Where off-road buttons exist in the regular G-Class’ center console, there’s an extra pair in the EQG. One is hidden for now, but the other enables what Mercedes-Benz describes as the “G-Turn.” Press it, off-road only, and the individual electric motors spin one way on the driver’s side and the opposite on the other side. This allows the EQG to turn on its own length, turning much like a tracked vehicle. This capability is a capability quirk of the four individual motors, and while potentially useful in tight off-road situations, what the G-Turn really demonstrates is the unique handling potential its electric drivetrain offers, which can be extremely beneficial. both on-road and off-road.

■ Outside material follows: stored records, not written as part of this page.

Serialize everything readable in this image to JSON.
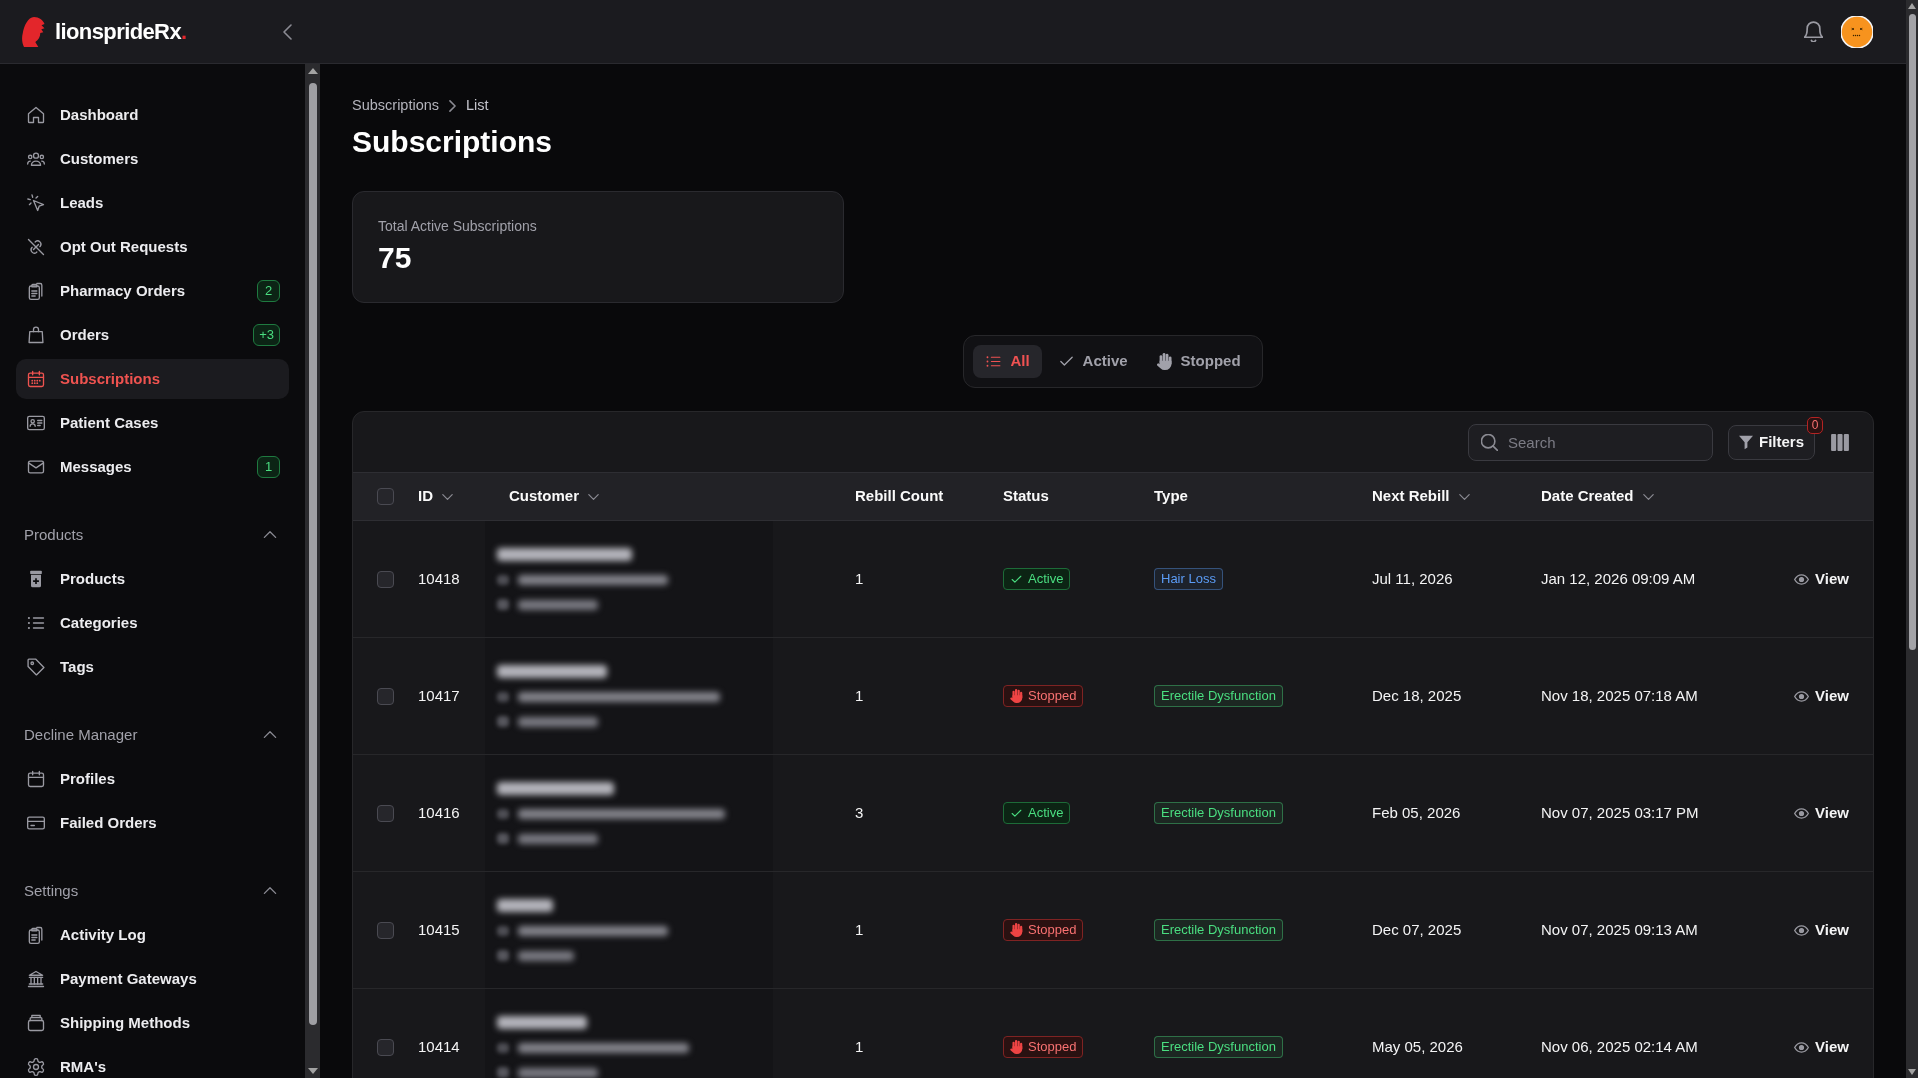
{
  "brand": {
    "name": "lionsprideRx",
    "dot": "."
  },
  "sidebar": {
    "items": [
      {
        "label": "Dashboard",
        "selected": false
      },
      {
        "label": "Customers",
        "selected": false
      },
      {
        "label": "Leads",
        "selected": false
      },
      {
        "label": "Opt Out Requests",
        "selected": false
      },
      {
        "label": "Pharmacy Orders",
        "selected": false,
        "badge": "2"
      },
      {
        "label": "Orders",
        "selected": false,
        "badge": "+3"
      },
      {
        "label": "Subscriptions",
        "selected": true
      },
      {
        "label": "Patient Cases",
        "selected": false
      },
      {
        "label": "Messages",
        "selected": false,
        "badge": "1"
      }
    ],
    "sections": [
      {
        "title": "Products",
        "expanded": true,
        "items": [
          {
            "label": "Products",
            "selected": false
          },
          {
            "label": "Categories",
            "selected": false
          },
          {
            "label": "Tags",
            "selected": false
          }
        ]
      },
      {
        "title": "Decline Manager",
        "expanded": true,
        "items": [
          {
            "label": "Profiles",
            "selected": false
          },
          {
            "label": "Failed Orders",
            "selected": false
          }
        ]
      },
      {
        "title": "Settings",
        "expanded": true,
        "items": [
          {
            "label": "Activity Log",
            "selected": false
          },
          {
            "label": "Payment Gateways",
            "selected": false
          },
          {
            "label": "Shipping Methods",
            "selected": false
          },
          {
            "label": "RMA's",
            "selected": false
          }
        ]
      }
    ]
  },
  "breadcrumb": [
    "Subscriptions",
    "List"
  ],
  "page_title": "Subscriptions",
  "stat_card": {
    "label": "Total Active Subscriptions",
    "value": "75"
  },
  "filter_tabs": [
    {
      "label": "All",
      "selected": true
    },
    {
      "label": "Active",
      "selected": false
    },
    {
      "label": "Stopped",
      "selected": false
    }
  ],
  "table": {
    "search": {
      "placeholder": "Search"
    },
    "filters_button": {
      "label": "Filters",
      "badge": "0"
    },
    "header_checkbox": {
      "checked": false
    },
    "columns": [
      {
        "label": "ID",
        "sortable": true
      },
      {
        "label": "Customer",
        "sortable": true
      },
      {
        "label": "Rebill Count",
        "sortable": false
      },
      {
        "label": "Status",
        "sortable": false
      },
      {
        "label": "Type",
        "sortable": false
      },
      {
        "label": "Next Rebill",
        "sortable": true
      },
      {
        "label": "Date Created",
        "sortable": true
      }
    ],
    "rows": [
      {
        "checked": false,
        "id": "10418",
        "rebill_count": "1",
        "status": {
          "label": "Active",
          "kind": "active"
        },
        "type": {
          "label": "Hair Loss",
          "color": "#5b9cf6"
        },
        "next_rebill": "Jul 11, 2026",
        "date_created": "Jan 12, 2026 09:09 AM",
        "action": "View"
      },
      {
        "checked": false,
        "id": "10417",
        "rebill_count": "1",
        "status": {
          "label": "Stopped",
          "kind": "stopped"
        },
        "type": {
          "label": "Erectile Dysfunction",
          "color": "#4ade80"
        },
        "next_rebill": "Dec 18, 2025",
        "date_created": "Nov 18, 2025 07:18 AM",
        "action": "View"
      },
      {
        "checked": false,
        "id": "10416",
        "rebill_count": "3",
        "status": {
          "label": "Active",
          "kind": "active"
        },
        "type": {
          "label": "Erectile Dysfunction",
          "color": "#4ade80"
        },
        "next_rebill": "Feb 05, 2026",
        "date_created": "Nov 07, 2025 03:17 PM",
        "action": "View"
      },
      {
        "checked": false,
        "id": "10415",
        "rebill_count": "1",
        "status": {
          "label": "Stopped",
          "kind": "stopped"
        },
        "type": {
          "label": "Erectile Dysfunction",
          "color": "#4ade80"
        },
        "next_rebill": "Dec 07, 2025",
        "date_created": "Nov 07, 2025 09:13 AM",
        "action": "View"
      },
      {
        "checked": false,
        "id": "10414",
        "rebill_count": "1",
        "status": {
          "label": "Stopped",
          "kind": "stopped"
        },
        "type": {
          "label": "Erectile Dysfunction",
          "color": "#4ade80"
        },
        "next_rebill": "May 05, 2026",
        "date_created": "Nov 06, 2025 02:14 AM",
        "action": "View"
      }
    ]
  }
}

Rear of the 2025 Mercedes Benz EQG prototype

No money, no problem

The G-Class engineers seem to have integrated all those electric motors, the battery and all the associated control electronics as well as the heating and ventilation equipment into the space usually occupied by the internal combustion engine, the gearbox and 4×4 equipment. Unlike some electrified models that free up space under the hood, so there’s no frunk storage. But the EQG still offers the huge trunk and generous interior of the current G-Class.

300 miles of range is a possibility

No one is ready to argue about battery capacity or chemistry, but we do know that, consistent with the rest of the EQ offerings, the EQG will choose items from existing parts and adapt them accordingly. It’s reasonable to expect the G-Class to feature the largest battery currently offered in the EQ range, the 108kWh one used in the EQS and EQS SUVs. Given the expected weight, which we estimate at around 6,600 pounds, and the less slippery aerodynamics of the G-Class, we suggest a potential maximum range of around 310 miles. During our long off-road ride, it only used around 7-8% of its charge, with the energy consumed on the climbs being offset by useful regeneration on the descents.

Mercedes-Benz is known for developing higher density batteries, with up to 20% more capacity, and rumors are circulating that the G-Class could be the first EQ production model to receive these new cells. Certainly, given the volume and aerodynamics of the EQG, any advantage these batteries might bring would be put to good use here.

As for charge times, the fastest chargers allow current EQ models to charge from 10% to 80% capacity in around 30 minutes. It is inconceivable that the EQG would be offered with less capacity and, indeed, could benefit from even faster charging technology. After all, current EQ models use a 400-volt architecture, while rivals like the Porsche Taycan use an 800-volt system for faster charging.